The ball is officially rolling again on our long stalled bathroom remodeling. We requested window replacement quotes from four contractors a while ago, and got a rather unenthusiastic response. Besides the way too expensive quote, two companies told us that they didn't want the job (too complicated with siding and window expansions), but the fourth contractor quoted us a reasonable price and was fine with having us order the windows from our lower cost dealer.
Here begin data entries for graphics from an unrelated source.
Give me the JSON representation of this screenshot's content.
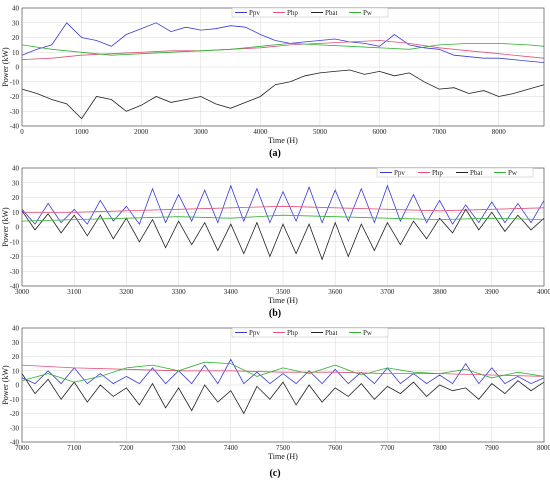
{
  "figure": {
    "panels": [
      {
        "caption": "(a)"
      },
      {
        "caption": "(b)"
      },
      {
        "caption": "(c)"
      }
    ]
  },
  "chart_data": [
    {
      "type": "line",
      "caption": "(a)",
      "xlabel": "Time (H)",
      "ylabel": "Power (kW)",
      "xlim": [
        0,
        8760
      ],
      "ylim": [
        -40,
        40
      ],
      "xticks": [
        0,
        1000,
        2000,
        3000,
        4000,
        5000,
        6000,
        7000,
        8000
      ],
      "yticks": [
        -40,
        -30,
        -20,
        -10,
        0,
        10,
        20,
        30,
        40
      ],
      "grid": true,
      "legend_position": "top-center",
      "series": [
        {
          "name": "Ppv",
          "color": "#3b3bdb",
          "x": [
            0,
            250,
            500,
            750,
            1000,
            1250,
            1500,
            1750,
            2000,
            2250,
            2500,
            2750,
            3000,
            3250,
            3500,
            3750,
            4000,
            4250,
            4500,
            4750,
            5000,
            5250,
            5500,
            5750,
            6000,
            6250,
            6500,
            6750,
            7000,
            7250,
            7500,
            7750,
            8000,
            8250,
            8500,
            8760
          ],
          "y": [
            8,
            12,
            15,
            30,
            20,
            18,
            14,
            22,
            26,
            30,
            24,
            27,
            25,
            26,
            28,
            27,
            22,
            18,
            16,
            17,
            18,
            19,
            17,
            16,
            14,
            22,
            15,
            13,
            12,
            8,
            7,
            6,
            6,
            5,
            4,
            3
          ]
        },
        {
          "name": "Php",
          "color": "#e0527a",
          "x": [
            0,
            500,
            1000,
            1500,
            2000,
            2500,
            3000,
            3500,
            4000,
            4500,
            5000,
            5500,
            6000,
            6500,
            7000,
            7500,
            8000,
            8500,
            8760
          ],
          "y": [
            5,
            6,
            8,
            9,
            10,
            11,
            11,
            12,
            13,
            15,
            16,
            17,
            18,
            16,
            13,
            11,
            9,
            7,
            6
          ]
        },
        {
          "name": "Pbat",
          "color": "#222222",
          "x": [
            0,
            250,
            500,
            750,
            1000,
            1250,
            1500,
            1750,
            2000,
            2250,
            2500,
            2750,
            3000,
            3250,
            3500,
            3750,
            4000,
            4250,
            4500,
            4750,
            5000,
            5250,
            5500,
            5750,
            6000,
            6250,
            6500,
            6750,
            7000,
            7250,
            7500,
            7750,
            8000,
            8250,
            8500,
            8760
          ],
          "y": [
            -15,
            -18,
            -22,
            -25,
            -35,
            -20,
            -22,
            -30,
            -26,
            -20,
            -24,
            -22,
            -20,
            -25,
            -28,
            -24,
            -20,
            -12,
            -10,
            -6,
            -4,
            -3,
            -2,
            -5,
            -3,
            -6,
            -4,
            -10,
            -15,
            -14,
            -18,
            -16,
            -20,
            -18,
            -15,
            -12
          ]
        },
        {
          "name": "Pw",
          "color": "#33b233",
          "x": [
            0,
            500,
            1000,
            1500,
            2000,
            2500,
            3000,
            3500,
            4000,
            4500,
            5000,
            5500,
            6000,
            6500,
            7000,
            7500,
            8000,
            8500,
            8760
          ],
          "y": [
            15,
            12,
            10,
            8,
            9,
            10,
            11,
            12,
            14,
            16,
            15,
            14,
            13,
            12,
            15,
            16,
            16,
            15,
            14
          ]
        }
      ]
    },
    {
      "type": "line",
      "caption": "(b)",
      "xlabel": "Time (H)",
      "ylabel": "Power (kW)",
      "xlim": [
        3000,
        4000
      ],
      "ylim": [
        -40,
        40
      ],
      "xticks": [
        3000,
        3100,
        3200,
        3300,
        3400,
        3500,
        3600,
        3700,
        3800,
        3900,
        4000
      ],
      "yticks": [
        -40,
        -30,
        -20,
        -10,
        0,
        10,
        20,
        30,
        40
      ],
      "grid": true,
      "legend_position": "top-right",
      "series": [
        {
          "name": "Ppv",
          "color": "#3b3bdb",
          "x": [
            3000,
            3025,
            3050,
            3075,
            3100,
            3125,
            3150,
            3175,
            3200,
            3225,
            3250,
            3275,
            3300,
            3325,
            3350,
            3375,
            3400,
            3425,
            3450,
            3475,
            3500,
            3525,
            3550,
            3575,
            3600,
            3625,
            3650,
            3675,
            3700,
            3725,
            3750,
            3775,
            3800,
            3825,
            3850,
            3875,
            3900,
            3925,
            3950,
            3975,
            4000
          ],
          "y": [
            12,
            2,
            16,
            3,
            12,
            2,
            18,
            4,
            14,
            2,
            26,
            3,
            22,
            4,
            25,
            3,
            28,
            4,
            26,
            3,
            24,
            4,
            27,
            3,
            25,
            4,
            26,
            3,
            28,
            4,
            22,
            3,
            18,
            2,
            15,
            3,
            17,
            3,
            16,
            3,
            18
          ]
        },
        {
          "name": "Php",
          "color": "#e0527a",
          "x": [
            3000,
            3100,
            3200,
            3300,
            3400,
            3500,
            3600,
            3700,
            3800,
            3900,
            4000
          ],
          "y": [
            10,
            10,
            11,
            12,
            13,
            14,
            13,
            12,
            11,
            12,
            13
          ]
        },
        {
          "name": "Pbat",
          "color": "#222222",
          "x": [
            3000,
            3025,
            3050,
            3075,
            3100,
            3125,
            3150,
            3175,
            3200,
            3225,
            3250,
            3275,
            3300,
            3325,
            3350,
            3375,
            3400,
            3425,
            3450,
            3475,
            3500,
            3525,
            3550,
            3575,
            3600,
            3625,
            3650,
            3675,
            3700,
            3725,
            3750,
            3775,
            3800,
            3825,
            3850,
            3875,
            3900,
            3925,
            3950,
            3975,
            4000
          ],
          "y": [
            11,
            -2,
            9,
            -4,
            8,
            -6,
            8,
            -8,
            6,
            -10,
            5,
            -14,
            4,
            -12,
            3,
            -16,
            2,
            -18,
            3,
            -20,
            2,
            -18,
            2,
            -22,
            3,
            -20,
            2,
            -16,
            3,
            -12,
            4,
            -8,
            6,
            -4,
            12,
            -2,
            10,
            -3,
            8,
            -2,
            6
          ]
        },
        {
          "name": "Pw",
          "color": "#33b233",
          "x": [
            3000,
            3100,
            3200,
            3300,
            3400,
            3500,
            3600,
            3700,
            3800,
            3900,
            4000
          ],
          "y": [
            4,
            5,
            6,
            7,
            6,
            8,
            7,
            6,
            5,
            6,
            5
          ]
        }
      ]
    },
    {
      "type": "line",
      "caption": "(c)",
      "xlabel": "Time (H)",
      "ylabel": "Power (kW)",
      "xlim": [
        7000,
        8000
      ],
      "ylim": [
        -40,
        40
      ],
      "xticks": [
        7000,
        7100,
        7200,
        7300,
        7400,
        7500,
        7600,
        7700,
        7800,
        7900,
        8000
      ],
      "yticks": [
        -40,
        -30,
        -20,
        -10,
        0,
        10,
        20,
        30,
        40
      ],
      "grid": true,
      "legend_position": "top-center",
      "series": [
        {
          "name": "Ppv",
          "color": "#3b3bdb",
          "x": [
            7000,
            7025,
            7050,
            7075,
            7100,
            7125,
            7150,
            7175,
            7200,
            7225,
            7250,
            7275,
            7300,
            7325,
            7350,
            7375,
            7400,
            7425,
            7450,
            7475,
            7500,
            7525,
            7550,
            7575,
            7600,
            7625,
            7650,
            7675,
            7700,
            7725,
            7750,
            7775,
            7800,
            7825,
            7850,
            7875,
            7900,
            7925,
            7950,
            7975,
            8000
          ],
          "y": [
            5,
            1,
            10,
            1,
            12,
            1,
            8,
            1,
            6,
            1,
            12,
            1,
            10,
            1,
            14,
            1,
            18,
            1,
            9,
            1,
            8,
            1,
            10,
            1,
            11,
            1,
            9,
            1,
            12,
            1,
            8,
            1,
            7,
            1,
            15,
            1,
            12,
            1,
            6,
            1,
            5
          ]
        },
        {
          "name": "Php",
          "color": "#e0527a",
          "x": [
            7000,
            7100,
            7200,
            7300,
            7400,
            7500,
            7600,
            7700,
            7800,
            7900,
            8000
          ],
          "y": [
            14,
            12,
            11,
            10,
            10,
            9,
            9,
            8,
            8,
            7,
            6
          ]
        },
        {
          "name": "Pbat",
          "color": "#222222",
          "x": [
            7000,
            7025,
            7050,
            7075,
            7100,
            7125,
            7150,
            7175,
            7200,
            7225,
            7250,
            7275,
            7300,
            7325,
            7350,
            7375,
            7400,
            7425,
            7450,
            7475,
            7500,
            7525,
            7550,
            7575,
            7600,
            7625,
            7650,
            7675,
            7700,
            7725,
            7750,
            7775,
            7800,
            7825,
            7850,
            7875,
            7900,
            7925,
            7950,
            7975,
            8000
          ],
          "y": [
            8,
            -6,
            4,
            -10,
            2,
            -12,
            0,
            -8,
            -2,
            -14,
            1,
            -16,
            -2,
            -18,
            0,
            -12,
            -4,
            -20,
            -1,
            -10,
            2,
            -14,
            0,
            -12,
            -2,
            -8,
            1,
            -10,
            -1,
            -6,
            2,
            -8,
            0,
            -4,
            -2,
            -10,
            1,
            -6,
            3,
            -4,
            2
          ]
        },
        {
          "name": "Pw",
          "color": "#33b233",
          "x": [
            7000,
            7050,
            7100,
            7150,
            7200,
            7250,
            7300,
            7350,
            7400,
            7450,
            7500,
            7550,
            7600,
            7650,
            7700,
            7750,
            7800,
            7850,
            7900,
            7950,
            8000
          ],
          "y": [
            3,
            8,
            2,
            6,
            12,
            14,
            10,
            16,
            15,
            6,
            12,
            8,
            14,
            7,
            12,
            9,
            8,
            11,
            5,
            9,
            6
          ]
        }
      ]
    }
  ]
}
Today the contractor and I met to sign paperwork. Due to getting burned in the past I typed up three pages of job specifications (based on the quote sheet we'd given out before), along with six pages of contract terms. The six page contract term document was rather detailed, but the major points were that I wanted the right to terminate the contract for cause (e.g. if the contractor screws up) and convenience (for any reason whatsoever), and have clear instructions on how assets were to be handled in the event of a cancellation. Canceling for convenience is a plus on any contract because it removes the requirement to show violations of the contract for cancellation to occur.
The contractor read over the job specifications sheet and after a few changes we both signed that. He balked upon seeing the second document, and didn't want to sign it (quite understandably, but you can't blame me for trying). So, instead of forcing the issue we added some minor contract termination wording to his original contract, clarified the end date, and left it at that. We also got him to agree in writing that the windows we were ordering were the proper ones for our installation, and that if they were incorrect he'd either modify the installation or buy correct windows. In the future I'll try to whittle down the termination section so it's only a paragraph or two and can be included unobtrusively on a specification sheet; six pages is far too many.
After signing the contract we ordered our windows from 1st Windows. 1st Windows has a large variety of window manufacturers available, and they quote prices and list options in real time so you can see exactly how much each possible window will cost. They're an excellent research tool if you want to determine materials costs; one thing we learned was that the fiberglass frames all the window installers said were hideously expensive added only 10% to the cost of the windows.
So, in a few weeks or months, depending on manufacturing lead time, we should have new windows. Yay! Of course we can't rest on our laurels quite yet, as we now need to look into finding people to do drywalling and tiling (quite possibly ourselves), and get plans for both of those set.